LAMA-BDLAHSHG Textbook

This is the e-textbook for the course, and is obtained after registration and sign-in to HyperGrader®, via download. New versions of the book will appear directly in HyperGrader® for download.

Class-Day Topic and Content (includes associated slide decks, video lectures, and — sometimes — tutorials, etc.)

Please note that for many classes there will be a slide deck and a video lecture (but the video lecture often will not be posted until after synchronous in-person instruction, and in some cases may not be posted, in order to prevent certain data from being fully public).

Tutorials

Informal Exercises and Metalogical Homeworks

These are assigned and discussed by direct point-to-point email.

Footnotes:

1

Warning: Increasingly, the term ‘reasoning’ is used by some who don’t really do anything related to reasoning, as traditionally understood, to nonetheless label what they do.
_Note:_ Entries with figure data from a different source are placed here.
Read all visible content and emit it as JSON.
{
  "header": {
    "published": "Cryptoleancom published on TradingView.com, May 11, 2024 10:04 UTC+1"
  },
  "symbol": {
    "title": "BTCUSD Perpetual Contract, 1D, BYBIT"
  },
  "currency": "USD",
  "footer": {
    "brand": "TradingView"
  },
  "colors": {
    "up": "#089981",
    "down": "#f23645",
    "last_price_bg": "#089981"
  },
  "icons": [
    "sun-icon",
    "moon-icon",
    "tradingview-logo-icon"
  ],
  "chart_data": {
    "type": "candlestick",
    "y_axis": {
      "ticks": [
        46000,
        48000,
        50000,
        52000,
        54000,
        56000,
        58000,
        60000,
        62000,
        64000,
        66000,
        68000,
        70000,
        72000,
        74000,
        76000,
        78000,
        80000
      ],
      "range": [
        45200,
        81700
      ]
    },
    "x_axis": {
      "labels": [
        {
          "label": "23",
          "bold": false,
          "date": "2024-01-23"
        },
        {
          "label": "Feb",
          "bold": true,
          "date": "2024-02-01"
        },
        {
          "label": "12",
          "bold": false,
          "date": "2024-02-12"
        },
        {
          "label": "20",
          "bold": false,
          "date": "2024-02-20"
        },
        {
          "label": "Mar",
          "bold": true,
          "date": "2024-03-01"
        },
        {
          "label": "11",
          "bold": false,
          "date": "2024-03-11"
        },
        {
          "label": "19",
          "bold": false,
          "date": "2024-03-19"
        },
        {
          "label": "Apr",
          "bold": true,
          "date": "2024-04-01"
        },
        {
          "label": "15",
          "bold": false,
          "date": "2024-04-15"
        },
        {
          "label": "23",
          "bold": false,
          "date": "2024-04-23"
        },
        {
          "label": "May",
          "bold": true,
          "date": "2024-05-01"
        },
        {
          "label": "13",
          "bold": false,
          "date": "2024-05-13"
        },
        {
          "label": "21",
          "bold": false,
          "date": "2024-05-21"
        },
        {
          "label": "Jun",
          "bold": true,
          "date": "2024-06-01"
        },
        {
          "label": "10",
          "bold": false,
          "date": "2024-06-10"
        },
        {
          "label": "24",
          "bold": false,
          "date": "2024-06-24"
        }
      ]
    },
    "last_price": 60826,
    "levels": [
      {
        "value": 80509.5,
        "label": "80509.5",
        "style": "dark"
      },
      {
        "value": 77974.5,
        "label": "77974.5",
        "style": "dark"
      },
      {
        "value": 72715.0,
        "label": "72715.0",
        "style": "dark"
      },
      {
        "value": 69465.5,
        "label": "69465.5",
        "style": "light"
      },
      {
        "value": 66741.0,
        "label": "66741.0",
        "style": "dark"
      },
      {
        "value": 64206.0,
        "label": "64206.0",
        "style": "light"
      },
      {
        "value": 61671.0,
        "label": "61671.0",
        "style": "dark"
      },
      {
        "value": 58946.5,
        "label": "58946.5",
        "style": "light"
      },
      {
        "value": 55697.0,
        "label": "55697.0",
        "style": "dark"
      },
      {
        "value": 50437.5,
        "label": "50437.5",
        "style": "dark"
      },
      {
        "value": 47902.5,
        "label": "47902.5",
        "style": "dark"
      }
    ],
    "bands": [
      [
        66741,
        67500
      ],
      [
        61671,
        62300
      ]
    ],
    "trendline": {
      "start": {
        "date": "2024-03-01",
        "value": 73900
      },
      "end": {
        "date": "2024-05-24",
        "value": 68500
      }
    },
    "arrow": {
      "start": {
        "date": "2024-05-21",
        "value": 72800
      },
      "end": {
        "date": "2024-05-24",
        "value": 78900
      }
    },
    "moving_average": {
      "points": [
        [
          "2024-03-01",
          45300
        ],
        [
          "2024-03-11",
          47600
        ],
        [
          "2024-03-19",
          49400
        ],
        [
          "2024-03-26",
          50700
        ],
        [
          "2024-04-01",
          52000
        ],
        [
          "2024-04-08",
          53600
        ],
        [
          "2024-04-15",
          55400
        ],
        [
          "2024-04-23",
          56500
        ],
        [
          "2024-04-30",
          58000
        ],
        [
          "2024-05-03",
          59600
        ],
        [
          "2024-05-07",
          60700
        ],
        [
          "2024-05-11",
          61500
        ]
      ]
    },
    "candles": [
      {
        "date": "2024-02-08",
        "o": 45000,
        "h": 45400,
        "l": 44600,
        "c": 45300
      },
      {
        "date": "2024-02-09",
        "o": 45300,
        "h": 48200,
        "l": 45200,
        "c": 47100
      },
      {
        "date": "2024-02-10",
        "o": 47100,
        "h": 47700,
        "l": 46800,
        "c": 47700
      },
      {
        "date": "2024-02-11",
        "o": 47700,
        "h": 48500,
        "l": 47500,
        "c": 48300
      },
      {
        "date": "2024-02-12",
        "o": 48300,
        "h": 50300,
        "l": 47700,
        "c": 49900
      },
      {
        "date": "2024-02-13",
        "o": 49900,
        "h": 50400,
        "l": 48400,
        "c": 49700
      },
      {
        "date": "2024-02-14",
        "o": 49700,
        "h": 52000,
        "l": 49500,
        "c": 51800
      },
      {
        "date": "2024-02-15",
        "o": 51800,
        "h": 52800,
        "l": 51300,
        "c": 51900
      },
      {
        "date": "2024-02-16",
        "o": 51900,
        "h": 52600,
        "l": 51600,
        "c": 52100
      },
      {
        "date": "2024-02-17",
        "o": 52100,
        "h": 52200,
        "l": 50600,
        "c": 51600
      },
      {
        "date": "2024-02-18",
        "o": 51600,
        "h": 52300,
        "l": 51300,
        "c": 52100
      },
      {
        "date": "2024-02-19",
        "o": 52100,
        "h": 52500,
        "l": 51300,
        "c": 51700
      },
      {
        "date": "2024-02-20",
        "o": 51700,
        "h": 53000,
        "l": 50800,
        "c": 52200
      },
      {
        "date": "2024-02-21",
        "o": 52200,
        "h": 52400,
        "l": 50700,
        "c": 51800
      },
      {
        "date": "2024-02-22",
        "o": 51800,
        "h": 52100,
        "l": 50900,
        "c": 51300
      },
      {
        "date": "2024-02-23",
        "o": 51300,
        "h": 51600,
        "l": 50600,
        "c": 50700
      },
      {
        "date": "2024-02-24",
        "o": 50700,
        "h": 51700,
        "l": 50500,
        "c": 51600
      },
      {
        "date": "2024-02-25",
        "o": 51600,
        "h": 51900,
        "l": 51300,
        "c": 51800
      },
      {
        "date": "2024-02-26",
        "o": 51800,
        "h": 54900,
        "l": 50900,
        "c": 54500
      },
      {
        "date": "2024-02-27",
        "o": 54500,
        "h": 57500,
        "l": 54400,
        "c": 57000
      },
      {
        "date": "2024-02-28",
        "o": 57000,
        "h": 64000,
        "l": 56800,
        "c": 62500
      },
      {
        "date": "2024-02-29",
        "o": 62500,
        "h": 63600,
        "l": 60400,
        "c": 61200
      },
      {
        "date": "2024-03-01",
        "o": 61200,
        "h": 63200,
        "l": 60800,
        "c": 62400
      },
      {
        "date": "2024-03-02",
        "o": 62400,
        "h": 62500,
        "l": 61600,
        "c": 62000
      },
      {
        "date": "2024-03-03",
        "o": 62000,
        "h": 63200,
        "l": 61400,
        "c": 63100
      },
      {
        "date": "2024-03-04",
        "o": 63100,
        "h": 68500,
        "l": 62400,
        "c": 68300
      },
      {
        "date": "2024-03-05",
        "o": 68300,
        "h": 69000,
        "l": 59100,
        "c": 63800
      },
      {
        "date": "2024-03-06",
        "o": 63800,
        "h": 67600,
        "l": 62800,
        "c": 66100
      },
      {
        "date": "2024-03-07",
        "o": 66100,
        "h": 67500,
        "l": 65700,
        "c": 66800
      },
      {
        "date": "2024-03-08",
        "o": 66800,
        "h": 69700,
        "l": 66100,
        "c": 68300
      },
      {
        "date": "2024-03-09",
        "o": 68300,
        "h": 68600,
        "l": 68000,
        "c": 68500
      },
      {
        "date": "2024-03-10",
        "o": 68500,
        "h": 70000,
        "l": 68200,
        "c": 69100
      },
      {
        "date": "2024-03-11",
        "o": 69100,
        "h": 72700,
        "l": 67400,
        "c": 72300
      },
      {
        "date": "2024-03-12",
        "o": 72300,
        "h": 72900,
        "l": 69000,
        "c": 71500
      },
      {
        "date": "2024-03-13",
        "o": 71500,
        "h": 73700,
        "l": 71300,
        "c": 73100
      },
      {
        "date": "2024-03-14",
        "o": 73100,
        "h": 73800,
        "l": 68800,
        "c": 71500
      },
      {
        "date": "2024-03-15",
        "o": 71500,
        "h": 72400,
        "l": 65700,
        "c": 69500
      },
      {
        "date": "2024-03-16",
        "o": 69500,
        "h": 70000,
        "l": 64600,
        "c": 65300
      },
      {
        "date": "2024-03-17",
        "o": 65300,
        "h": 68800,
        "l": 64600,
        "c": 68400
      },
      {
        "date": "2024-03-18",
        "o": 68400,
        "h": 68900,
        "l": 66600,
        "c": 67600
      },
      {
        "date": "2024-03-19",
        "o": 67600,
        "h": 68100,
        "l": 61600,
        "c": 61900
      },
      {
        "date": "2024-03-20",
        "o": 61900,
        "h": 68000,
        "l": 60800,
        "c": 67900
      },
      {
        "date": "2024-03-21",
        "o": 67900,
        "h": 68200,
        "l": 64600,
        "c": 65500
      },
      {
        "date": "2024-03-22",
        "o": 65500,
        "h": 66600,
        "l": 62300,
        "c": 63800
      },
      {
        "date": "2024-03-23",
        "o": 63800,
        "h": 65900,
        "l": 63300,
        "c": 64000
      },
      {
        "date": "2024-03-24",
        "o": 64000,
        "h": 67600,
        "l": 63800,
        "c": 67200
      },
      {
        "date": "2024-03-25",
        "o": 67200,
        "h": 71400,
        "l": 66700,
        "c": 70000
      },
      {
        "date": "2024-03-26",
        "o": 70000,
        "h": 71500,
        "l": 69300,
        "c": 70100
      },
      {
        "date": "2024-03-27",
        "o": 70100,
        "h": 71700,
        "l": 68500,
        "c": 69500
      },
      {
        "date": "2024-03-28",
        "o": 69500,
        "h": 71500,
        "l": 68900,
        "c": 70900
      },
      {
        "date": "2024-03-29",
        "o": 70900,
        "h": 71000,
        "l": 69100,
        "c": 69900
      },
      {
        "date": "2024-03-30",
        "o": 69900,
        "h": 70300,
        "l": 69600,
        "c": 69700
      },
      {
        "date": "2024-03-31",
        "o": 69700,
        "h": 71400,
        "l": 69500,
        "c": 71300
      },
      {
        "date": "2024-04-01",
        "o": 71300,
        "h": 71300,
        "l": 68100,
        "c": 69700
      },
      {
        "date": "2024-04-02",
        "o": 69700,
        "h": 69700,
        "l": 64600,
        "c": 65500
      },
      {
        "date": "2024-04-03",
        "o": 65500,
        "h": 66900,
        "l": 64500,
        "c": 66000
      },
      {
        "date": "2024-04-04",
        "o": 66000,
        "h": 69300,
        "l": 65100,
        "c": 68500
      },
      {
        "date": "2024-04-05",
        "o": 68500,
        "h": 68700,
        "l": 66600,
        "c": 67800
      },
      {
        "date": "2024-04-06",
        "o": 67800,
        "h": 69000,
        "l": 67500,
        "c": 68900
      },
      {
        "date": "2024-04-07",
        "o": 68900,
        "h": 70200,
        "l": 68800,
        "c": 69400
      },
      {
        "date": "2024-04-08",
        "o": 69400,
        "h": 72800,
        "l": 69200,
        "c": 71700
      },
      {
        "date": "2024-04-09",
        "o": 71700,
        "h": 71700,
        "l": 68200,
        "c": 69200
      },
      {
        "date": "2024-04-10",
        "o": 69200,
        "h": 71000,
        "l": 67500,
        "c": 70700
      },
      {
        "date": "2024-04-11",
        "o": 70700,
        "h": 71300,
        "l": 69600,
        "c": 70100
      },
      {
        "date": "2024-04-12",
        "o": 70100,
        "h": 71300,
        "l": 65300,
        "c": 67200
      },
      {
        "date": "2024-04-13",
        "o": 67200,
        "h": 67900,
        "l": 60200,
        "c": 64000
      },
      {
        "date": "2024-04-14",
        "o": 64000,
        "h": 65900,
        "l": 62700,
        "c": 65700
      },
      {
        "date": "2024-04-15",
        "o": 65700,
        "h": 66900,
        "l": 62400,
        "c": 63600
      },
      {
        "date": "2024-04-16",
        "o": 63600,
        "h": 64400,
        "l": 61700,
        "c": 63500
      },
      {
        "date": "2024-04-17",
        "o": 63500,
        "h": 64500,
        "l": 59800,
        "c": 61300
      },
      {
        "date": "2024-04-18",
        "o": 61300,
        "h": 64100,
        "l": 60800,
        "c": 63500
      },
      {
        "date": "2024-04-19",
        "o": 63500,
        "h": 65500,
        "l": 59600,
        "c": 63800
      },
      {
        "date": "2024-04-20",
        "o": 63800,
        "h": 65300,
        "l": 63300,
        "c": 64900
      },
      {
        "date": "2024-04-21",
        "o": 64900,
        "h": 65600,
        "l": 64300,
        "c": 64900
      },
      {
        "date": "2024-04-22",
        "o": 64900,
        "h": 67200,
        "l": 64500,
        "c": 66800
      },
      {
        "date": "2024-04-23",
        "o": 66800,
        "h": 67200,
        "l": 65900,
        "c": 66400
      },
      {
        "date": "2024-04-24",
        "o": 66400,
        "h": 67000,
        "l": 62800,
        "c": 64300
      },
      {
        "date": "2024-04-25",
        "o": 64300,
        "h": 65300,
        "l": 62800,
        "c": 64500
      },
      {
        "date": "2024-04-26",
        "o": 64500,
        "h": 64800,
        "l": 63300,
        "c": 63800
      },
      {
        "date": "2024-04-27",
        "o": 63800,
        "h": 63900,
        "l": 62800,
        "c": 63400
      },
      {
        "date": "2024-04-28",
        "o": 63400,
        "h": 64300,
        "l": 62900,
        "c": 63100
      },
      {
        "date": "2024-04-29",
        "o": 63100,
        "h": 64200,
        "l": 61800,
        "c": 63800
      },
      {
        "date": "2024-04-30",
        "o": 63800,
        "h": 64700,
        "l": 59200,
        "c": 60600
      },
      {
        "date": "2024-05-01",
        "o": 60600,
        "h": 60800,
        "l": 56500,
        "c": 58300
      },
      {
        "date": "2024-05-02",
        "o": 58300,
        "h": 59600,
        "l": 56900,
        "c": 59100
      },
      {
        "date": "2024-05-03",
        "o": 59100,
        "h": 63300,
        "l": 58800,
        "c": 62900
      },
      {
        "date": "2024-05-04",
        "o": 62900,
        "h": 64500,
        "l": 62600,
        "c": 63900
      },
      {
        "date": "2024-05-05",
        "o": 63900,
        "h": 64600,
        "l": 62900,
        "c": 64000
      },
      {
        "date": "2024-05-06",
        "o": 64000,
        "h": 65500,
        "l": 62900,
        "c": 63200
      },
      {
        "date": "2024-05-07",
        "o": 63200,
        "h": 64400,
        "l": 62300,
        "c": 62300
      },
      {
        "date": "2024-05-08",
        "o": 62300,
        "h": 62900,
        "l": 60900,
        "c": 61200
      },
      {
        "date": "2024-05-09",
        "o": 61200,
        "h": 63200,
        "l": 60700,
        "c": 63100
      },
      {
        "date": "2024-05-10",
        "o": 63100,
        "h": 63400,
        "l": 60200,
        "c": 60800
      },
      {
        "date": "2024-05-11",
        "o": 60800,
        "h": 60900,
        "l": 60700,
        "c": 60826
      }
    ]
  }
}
Fortunately, it’s easy to verify that some reasoning is that which is covered by formal logic: If the reasoning is explicit; links declarative statements or formulae together via explicit, abstract reasoning schemata or rules of inference (giving rise to at least explicit arguments, and often proofs); is surveyable and inspectable, and ultimately machine-checkable; then the reasoning in question is what formal logic is the science and engineering of. (An immediate consequence of the characteristics just listed is that AIs based on artificial neural networks don’t reason, ever.) In order to characterize /in/formal logic, one can remove from the previous sentence the requirements that the links must conform to explicit reasoning schemata or rules of inference, and machine-checkability. It follows that so-called informal logic would revolve around arguments, but not proofs. An excellent overview of informal logic, which will be completely ignored in this class, is provided in “Informal Logic” in the Stanford Encyclopedia of Philosophy. In this article, it’s made clear that, yes, informal logic concentrates on the nature and uses of argument.